Over 10 years ago, I wrote my first blog post. Since then, I've authored books, had kids, traveled the world, found Trish and blogged about it all.

How do you store your user's information?

After talking with Erik Hatcher a bit, I'm a bit worried about how I'm storing the current user's information. Basically, I'm putting a UserForm (extends ValidatorForm) into the session, and keeping it there to retrieve any user information I might need - in particular the userId. This is not the same as the user's login name, or the value I get from request.getRemoteUser(). How do you do this? I need the user's id from database lookups and filtering drop-downs, etc.

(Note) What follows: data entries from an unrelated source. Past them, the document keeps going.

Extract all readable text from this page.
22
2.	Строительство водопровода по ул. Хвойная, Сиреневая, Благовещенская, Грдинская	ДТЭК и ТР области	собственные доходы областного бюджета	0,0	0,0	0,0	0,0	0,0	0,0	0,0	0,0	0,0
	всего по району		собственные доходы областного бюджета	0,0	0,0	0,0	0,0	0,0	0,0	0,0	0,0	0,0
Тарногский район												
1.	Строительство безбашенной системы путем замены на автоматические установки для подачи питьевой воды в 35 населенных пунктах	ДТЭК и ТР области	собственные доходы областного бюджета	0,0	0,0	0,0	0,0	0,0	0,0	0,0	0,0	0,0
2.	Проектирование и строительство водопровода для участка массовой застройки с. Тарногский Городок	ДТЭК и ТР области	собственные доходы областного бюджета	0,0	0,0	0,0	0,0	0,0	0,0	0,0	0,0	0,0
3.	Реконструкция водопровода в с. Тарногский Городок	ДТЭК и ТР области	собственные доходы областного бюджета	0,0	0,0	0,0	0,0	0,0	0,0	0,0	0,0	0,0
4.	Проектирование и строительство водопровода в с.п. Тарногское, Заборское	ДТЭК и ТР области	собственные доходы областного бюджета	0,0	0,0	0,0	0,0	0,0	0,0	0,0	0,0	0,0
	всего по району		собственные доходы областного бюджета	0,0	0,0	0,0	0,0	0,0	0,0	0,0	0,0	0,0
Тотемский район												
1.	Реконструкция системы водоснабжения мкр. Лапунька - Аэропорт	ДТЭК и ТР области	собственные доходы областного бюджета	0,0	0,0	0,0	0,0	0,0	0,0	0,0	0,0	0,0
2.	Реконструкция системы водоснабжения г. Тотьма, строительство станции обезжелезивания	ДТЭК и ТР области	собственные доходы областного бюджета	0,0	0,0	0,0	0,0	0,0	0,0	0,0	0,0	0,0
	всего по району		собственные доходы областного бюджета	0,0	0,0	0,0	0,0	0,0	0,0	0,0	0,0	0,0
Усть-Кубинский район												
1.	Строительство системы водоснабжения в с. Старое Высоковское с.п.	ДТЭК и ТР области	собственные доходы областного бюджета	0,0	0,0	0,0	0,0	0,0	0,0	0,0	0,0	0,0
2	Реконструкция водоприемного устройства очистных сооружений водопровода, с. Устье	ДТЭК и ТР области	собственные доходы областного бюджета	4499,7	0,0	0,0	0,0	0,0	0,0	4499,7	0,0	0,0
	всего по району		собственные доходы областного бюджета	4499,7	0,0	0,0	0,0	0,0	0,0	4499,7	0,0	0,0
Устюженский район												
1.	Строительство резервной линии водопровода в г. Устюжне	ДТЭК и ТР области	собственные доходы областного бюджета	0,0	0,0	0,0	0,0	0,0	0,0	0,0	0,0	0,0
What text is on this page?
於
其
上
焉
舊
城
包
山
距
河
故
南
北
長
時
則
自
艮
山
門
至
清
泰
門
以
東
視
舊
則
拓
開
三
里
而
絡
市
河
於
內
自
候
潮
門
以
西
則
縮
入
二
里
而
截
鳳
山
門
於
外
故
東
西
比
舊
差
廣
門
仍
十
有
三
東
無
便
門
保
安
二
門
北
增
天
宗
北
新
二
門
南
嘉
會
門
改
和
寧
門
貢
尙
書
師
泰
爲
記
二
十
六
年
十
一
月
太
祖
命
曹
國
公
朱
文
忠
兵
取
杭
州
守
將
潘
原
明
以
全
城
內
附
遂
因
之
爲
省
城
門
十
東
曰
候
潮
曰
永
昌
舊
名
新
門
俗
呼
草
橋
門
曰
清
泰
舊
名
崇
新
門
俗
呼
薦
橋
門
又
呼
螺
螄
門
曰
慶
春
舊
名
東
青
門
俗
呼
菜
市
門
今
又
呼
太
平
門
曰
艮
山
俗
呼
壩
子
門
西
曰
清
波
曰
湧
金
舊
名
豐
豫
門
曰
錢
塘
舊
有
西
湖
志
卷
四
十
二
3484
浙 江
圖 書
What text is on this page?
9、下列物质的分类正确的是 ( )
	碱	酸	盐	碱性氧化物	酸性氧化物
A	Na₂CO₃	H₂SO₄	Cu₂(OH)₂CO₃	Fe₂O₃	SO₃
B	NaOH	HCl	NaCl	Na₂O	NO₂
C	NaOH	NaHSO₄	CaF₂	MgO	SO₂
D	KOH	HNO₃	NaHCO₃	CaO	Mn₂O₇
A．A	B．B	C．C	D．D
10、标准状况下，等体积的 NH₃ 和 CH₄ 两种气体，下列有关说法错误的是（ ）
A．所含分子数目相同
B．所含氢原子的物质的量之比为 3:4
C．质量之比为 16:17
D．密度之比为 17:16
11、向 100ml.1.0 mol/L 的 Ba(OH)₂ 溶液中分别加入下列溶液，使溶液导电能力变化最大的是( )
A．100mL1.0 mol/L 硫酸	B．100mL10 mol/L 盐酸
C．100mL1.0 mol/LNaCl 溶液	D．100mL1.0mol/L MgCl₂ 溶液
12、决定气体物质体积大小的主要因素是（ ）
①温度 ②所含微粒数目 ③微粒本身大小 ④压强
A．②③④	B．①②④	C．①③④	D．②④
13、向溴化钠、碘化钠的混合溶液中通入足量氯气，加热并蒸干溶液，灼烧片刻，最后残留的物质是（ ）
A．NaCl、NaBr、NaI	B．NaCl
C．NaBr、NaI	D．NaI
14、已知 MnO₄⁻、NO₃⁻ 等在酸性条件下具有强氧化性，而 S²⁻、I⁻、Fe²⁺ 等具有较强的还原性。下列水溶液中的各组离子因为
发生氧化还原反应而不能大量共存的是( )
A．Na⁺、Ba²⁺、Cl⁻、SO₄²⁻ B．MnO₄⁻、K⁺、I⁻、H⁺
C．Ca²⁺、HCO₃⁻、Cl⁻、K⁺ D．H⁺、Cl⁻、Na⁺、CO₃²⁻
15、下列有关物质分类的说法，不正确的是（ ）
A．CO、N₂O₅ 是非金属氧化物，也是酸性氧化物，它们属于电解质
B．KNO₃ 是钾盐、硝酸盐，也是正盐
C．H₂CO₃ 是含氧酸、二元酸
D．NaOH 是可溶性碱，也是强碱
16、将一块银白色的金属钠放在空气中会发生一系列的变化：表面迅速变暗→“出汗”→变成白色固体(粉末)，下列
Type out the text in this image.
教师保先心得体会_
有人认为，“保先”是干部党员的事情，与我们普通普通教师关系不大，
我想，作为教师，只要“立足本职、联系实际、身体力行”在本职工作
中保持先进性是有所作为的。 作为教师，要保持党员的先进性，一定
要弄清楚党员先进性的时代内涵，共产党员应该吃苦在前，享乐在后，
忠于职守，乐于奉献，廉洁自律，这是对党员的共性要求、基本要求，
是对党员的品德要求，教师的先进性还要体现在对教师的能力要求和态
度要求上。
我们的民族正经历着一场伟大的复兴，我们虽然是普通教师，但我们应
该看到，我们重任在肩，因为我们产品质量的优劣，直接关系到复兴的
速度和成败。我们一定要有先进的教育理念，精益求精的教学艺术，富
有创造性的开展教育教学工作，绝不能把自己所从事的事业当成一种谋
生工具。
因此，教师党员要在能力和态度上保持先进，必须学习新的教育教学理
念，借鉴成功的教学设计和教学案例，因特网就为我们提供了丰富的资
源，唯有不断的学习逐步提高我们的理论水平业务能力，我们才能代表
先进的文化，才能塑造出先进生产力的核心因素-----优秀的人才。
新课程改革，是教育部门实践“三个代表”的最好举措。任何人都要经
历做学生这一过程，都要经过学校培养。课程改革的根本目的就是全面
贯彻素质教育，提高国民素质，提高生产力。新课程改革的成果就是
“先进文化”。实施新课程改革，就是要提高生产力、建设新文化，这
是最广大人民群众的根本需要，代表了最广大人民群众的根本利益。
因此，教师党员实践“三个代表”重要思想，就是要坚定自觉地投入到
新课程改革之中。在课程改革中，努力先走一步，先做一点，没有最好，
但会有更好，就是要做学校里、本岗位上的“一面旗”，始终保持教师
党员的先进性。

Posted in Java at Jan 06 2003, 07:54:05 AM MST 2 Comments
Comments:

I would say that the username should be a key in your database and you use that. We use stateless session beans also, and from there we get the J2EE username from the container and apply it to whatever queries we need.

Posted by Erik Hatcher on January 06, 2003 at 09:29 AM MST #

I agree that using the username as a primary key is the way to go, and I'm lucky enough to have this luxury on my current project. However, on other ones, it's always been a number, and so this luxury wasn't there. I will make an attempt on all future projects to use this philosophy. I guess the reason why I've always kept the user object in the session is (1) it's pretty damn small and (2) it's faster than talking to a DB. Although, I'm using Hibernate now and that sucker flies!